Her boss told her that she is too passionate and competitive about her work. Her boss doesn’t acknowledge the innovations and successes she brings to her work. Her boss intentionally puts up roadblocks to prevent success. My friend is devastated about the thought of looking for something else but thinks that may be her only alternative at this point. 

You know what was my first thought when my friend was telling me about this? Wow…her boss suffers from an extreme scarcity mindset. She’s intimidated. Rather than applauding my friend’s efforts – her boss deflates the energy and discourages the effort because of a fear that someone else may “rise to the top.” 

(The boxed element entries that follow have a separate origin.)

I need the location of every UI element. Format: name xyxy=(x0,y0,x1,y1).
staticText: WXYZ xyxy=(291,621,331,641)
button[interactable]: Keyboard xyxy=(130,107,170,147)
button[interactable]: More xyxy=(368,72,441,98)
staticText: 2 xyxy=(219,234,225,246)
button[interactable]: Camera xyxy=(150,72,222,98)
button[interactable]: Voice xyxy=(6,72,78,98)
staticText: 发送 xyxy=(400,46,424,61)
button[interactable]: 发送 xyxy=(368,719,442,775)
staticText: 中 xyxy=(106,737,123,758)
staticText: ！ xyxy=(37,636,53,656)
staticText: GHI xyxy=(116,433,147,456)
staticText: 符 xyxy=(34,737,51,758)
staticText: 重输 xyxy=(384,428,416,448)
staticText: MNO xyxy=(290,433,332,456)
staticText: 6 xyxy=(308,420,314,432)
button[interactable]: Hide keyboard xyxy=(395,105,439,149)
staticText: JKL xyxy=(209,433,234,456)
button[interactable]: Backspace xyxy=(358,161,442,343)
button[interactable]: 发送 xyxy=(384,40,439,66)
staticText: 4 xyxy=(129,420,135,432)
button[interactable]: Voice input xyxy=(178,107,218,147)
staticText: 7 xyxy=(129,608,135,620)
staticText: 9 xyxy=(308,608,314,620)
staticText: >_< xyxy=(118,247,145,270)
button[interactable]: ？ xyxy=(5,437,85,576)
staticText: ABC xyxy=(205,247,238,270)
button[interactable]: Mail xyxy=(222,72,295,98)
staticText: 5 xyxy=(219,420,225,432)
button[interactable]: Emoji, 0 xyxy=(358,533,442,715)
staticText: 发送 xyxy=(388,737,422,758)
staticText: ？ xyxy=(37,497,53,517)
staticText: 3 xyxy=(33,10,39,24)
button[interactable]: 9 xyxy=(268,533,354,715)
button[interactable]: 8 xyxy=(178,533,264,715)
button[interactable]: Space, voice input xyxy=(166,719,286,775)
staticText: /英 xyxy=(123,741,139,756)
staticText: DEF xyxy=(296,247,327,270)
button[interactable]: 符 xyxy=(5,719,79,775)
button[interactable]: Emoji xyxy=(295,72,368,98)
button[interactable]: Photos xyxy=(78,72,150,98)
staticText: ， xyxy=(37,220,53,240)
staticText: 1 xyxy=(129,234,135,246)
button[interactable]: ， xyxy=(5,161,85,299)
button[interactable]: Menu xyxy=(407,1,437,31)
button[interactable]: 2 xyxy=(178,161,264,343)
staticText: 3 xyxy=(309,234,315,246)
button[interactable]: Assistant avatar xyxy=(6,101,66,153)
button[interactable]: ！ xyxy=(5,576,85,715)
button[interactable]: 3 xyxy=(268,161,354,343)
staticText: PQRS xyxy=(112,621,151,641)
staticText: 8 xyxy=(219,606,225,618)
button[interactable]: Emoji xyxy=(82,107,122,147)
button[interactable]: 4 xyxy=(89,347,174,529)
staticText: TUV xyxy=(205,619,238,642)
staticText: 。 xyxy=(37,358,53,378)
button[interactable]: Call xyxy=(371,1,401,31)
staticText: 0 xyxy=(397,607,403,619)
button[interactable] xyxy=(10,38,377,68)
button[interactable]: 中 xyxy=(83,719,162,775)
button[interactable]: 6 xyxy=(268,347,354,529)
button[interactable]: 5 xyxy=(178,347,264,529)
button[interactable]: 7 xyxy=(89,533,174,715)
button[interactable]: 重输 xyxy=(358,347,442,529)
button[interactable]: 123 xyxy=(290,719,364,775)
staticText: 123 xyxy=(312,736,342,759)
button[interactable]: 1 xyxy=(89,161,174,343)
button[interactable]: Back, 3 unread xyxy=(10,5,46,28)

If you haven’t read Stephen Covey’s 7 Habits of Highly Successful People, I highly suggest you add this book to your list. In the book, Covey talks about the differences between scarcity and abundance mindset. Essentially, someone who has a scarcity mindset thinks they can only have “so much,” and those who get more only means there’s now less for everyone else. They don’t find joy in other people’s successes. They have a hard time giving recognition to people who helped aid in an organization’s success.

Those people who have an abundance mindset feel there’s plenty for everyone. They find joy with the team’s success and recognize others for their hard work in the process too. Overall, these people are generally very positive and uplifting…and the result is a highly productive and engaged business.

We all suffer from falling into a scarcity mindset on occasion. It’s human nature. It’s normal. But, there are a few things you can do to be intentional about your mindset. 

I have four tips on how to develop an abundance mindset. 

  1. Let people know how much you value them. Let me tell you, kind words go a LONG way. We all want to know that the work we do is appreciated and valued. 
  2. Choose to find the silver linings. When something doesn’t go as planned, try to identify the opportunities versus going down the rabbit hole of despair.
  3. Surround yourself with positive people. Positivity is contagious. Be mindful of those people who tend to drag you down and limit your interactions with them.
  4. Give more than you get. I love what John Maxwell says about this: Be a river – not a reservoir. When you’re generous (and you let that generosity flow like the river) with your time or resources, not only does it make you feel good…it tends to come back to you ten-fold.